George llevaba casi tanto tiempo como Kevin y Arnold en el departamento, pero no había adquirido ninguna de sus costumbres. Su aspecto era bastante más elegante, con sus pantalones bien planchados, sus camisas limpias y sus coloristas corbatas, todas ellas prendas de moda, y así le gustaba presentarse. También parecía mucho más joven gracias a haber evitado el sobrepeso propio de la edad. Aunque Laurie sabía que Jack no lo tenía en gran estima profesional, a ella siempre le había resultado fácil trabajar con él.

– Tengo entendido que tu caso del tiroteo de ayer tuvo una conclusión inesperada.
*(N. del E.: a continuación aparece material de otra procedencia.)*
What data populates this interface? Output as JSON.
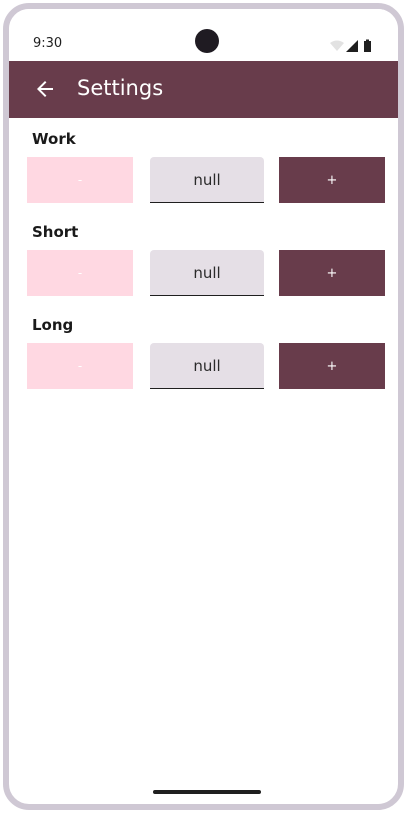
{
  "status_bar": {
    "time": "9:30"
  },
  "app_bar": {
    "title": "Settings",
    "back_icon": "arrow-back-icon"
  },
  "sections": [
    {
      "label": "Work",
      "minus_label": "-",
      "value": "null",
      "plus_label": "+"
    },
    {
      "label": "Short",
      "minus_label": "-",
      "value": "null",
      "plus_label": "+"
    },
    {
      "label": "Long",
      "minus_label": "-",
      "value": "null",
      "plus_label": "+"
    }
  ],
  "colors": {
    "primary": "#683c4b",
    "minus_button": "#ffd8e2",
    "field_background": "#e5dfe6",
    "frame": "#cfc8d4"
  }
}
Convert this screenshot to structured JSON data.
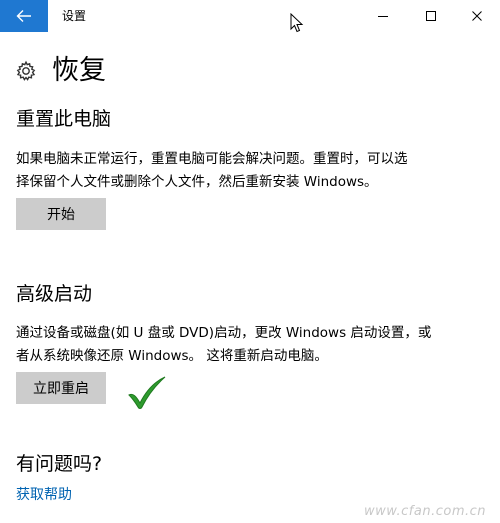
{
  "window": {
    "title": "设置",
    "back_icon": "arrow-left-icon",
    "accent_color": "#1f78d1",
    "controls": [
      "minimize-icon",
      "maximize-icon",
      "close-icon"
    ]
  },
  "page": {
    "icon": "gear-icon",
    "title": "恢复"
  },
  "reset_pc": {
    "heading": "重置此电脑",
    "description_lines": [
      "如果电脑未正常运行，重置电脑可能会解决问题。重置时，可以选",
      "择保留个人文件或删除个人文件，然后重新安装 Windows。"
    ],
    "button_label": "开始"
  },
  "advanced_startup": {
    "heading": "高级启动",
    "description_lines": [
      "通过设备或磁盘(如 U 盘或 DVD)启动，更改 Windows 启动设置，或",
      "者从系统映像还原 Windows。 这将重新启动电脑。"
    ],
    "button_label": "立即重启",
    "annotation_icon": "checkmark-icon",
    "annotation_color": "#2e9b2e"
  },
  "help": {
    "heading": "有问题吗?",
    "link_label": "获取帮助",
    "link_color": "#0063b1"
  },
  "watermark": "www.cfan.com.cn"
}
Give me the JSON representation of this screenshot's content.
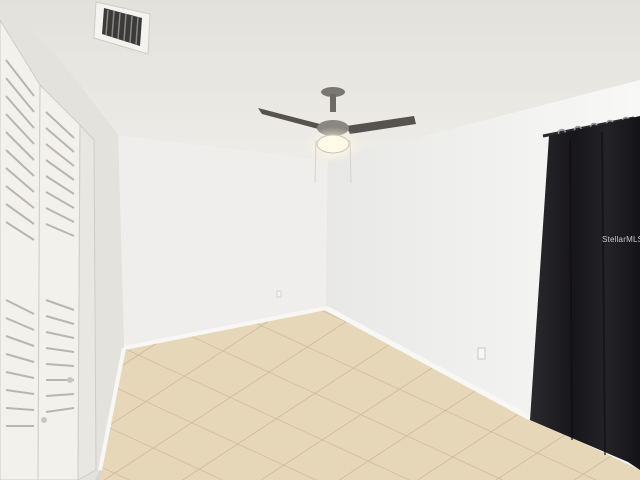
{
  "scene": {
    "description_free": true,
    "colors": {
      "ceiling": "#e9e7e2",
      "back_wall": "#efeeec",
      "right_wall": "#f3f3f2",
      "left_wall": "#e4e2dd",
      "floor": "#e6d7b8",
      "grout": "#c9b896",
      "baseboard": "#f7f7f5",
      "curtain": "#1d1c20",
      "fan": "#6d6a66",
      "light": "#fffbe8",
      "closet_door": "#f2f1ec"
    },
    "icons": [
      "ceiling-fan-icon",
      "air-vent-icon",
      "closet-louver-door-icon",
      "curtain-icon",
      "outlet-icon"
    ]
  },
  "watermark": {
    "text": "StellarMLS"
  }
}
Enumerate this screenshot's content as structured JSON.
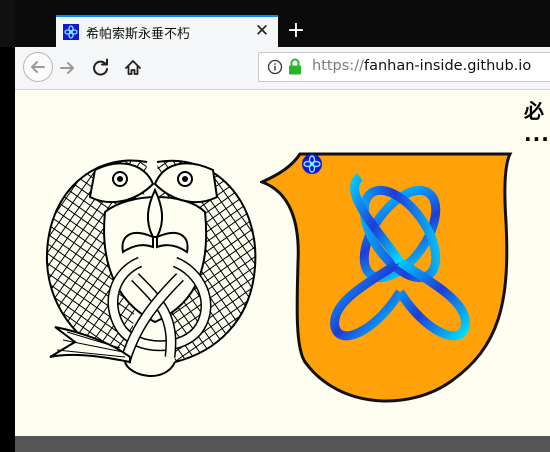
{
  "browser": {
    "tab": {
      "title": "希帕索斯永垂不朽",
      "close_glyph": "✕"
    },
    "new_tab_glyph": "+",
    "address_bar": {
      "scheme": "https://",
      "host": "fanhan-inside.github.io"
    },
    "colors": {
      "tab_accent": "#0a84ff",
      "lock": "#2ab52a",
      "favicon": "#1515d6"
    }
  },
  "page": {
    "heading_fragment": "必",
    "ellipsis": "....",
    "background": "#fefff1",
    "illustrations": [
      {
        "name": "fish-emblem-drawing",
        "style": "black line art"
      },
      {
        "name": "orange-flask-logo",
        "fill": "#ffa20a",
        "symbol": "four-loop knot"
      }
    ]
  }
}
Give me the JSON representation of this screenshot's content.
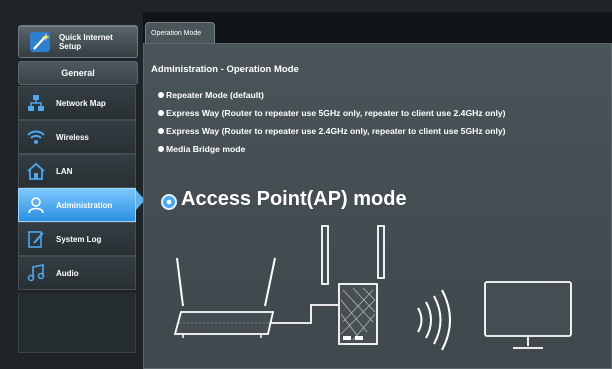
{
  "sidebar": {
    "quick_setup": "Quick Internet Setup",
    "section_header": "General",
    "items": [
      {
        "label": "Network Map",
        "icon": "network-map-icon"
      },
      {
        "label": "Wireless",
        "icon": "wireless-icon"
      },
      {
        "label": "LAN",
        "icon": "home-icon"
      },
      {
        "label": "Administration",
        "icon": "administration-icon",
        "active": true
      },
      {
        "label": "System Log",
        "icon": "system-log-icon"
      },
      {
        "label": "Audio",
        "icon": "music-note-icon"
      }
    ]
  },
  "main": {
    "tab": "Operation Mode",
    "title": "Administration - Operation Mode",
    "options": [
      "Repeater Mode (default)",
      "Express Way (Router to repeater use 5GHz only, repeater to client use 2.4GHz only)",
      "Express Way (Router to repeater use 2.4GHz only, repeater to client use 5GHz only)",
      "Media Bridge mode"
    ],
    "selected_mode": "Access Point(AP) mode"
  },
  "colors": {
    "accent": "#3d9cec",
    "panel": "#464f54",
    "background": "#1e2427"
  }
}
– ¡Menudo calvario! -se quejó George-. La próxima vez que Bingham se ofrezca para ayudarme en un caso, recuérdame que debo declinar educadamente su oferta.

Laurie rió, y ambos charlaron del caso unos minutos antes de que ella abordara el asunto que le interesaba. Del mismo modo que había hablado con Kevin sobre el caso Moskowitz, le preguntó a George si recordaba el de Antonio Nogueira, de hacía un par de semanas.

– Dame una pista -contestó Fontworth.

– No puedo precisarte los detalles porque no estoy segura -dijo Laurie-, pero diría que era alguien joven que había sido operado durante las últimas veinticuatro horas en el Manhattan General y cuya causa de la muerte fue algún tipo de crisis cardíaca.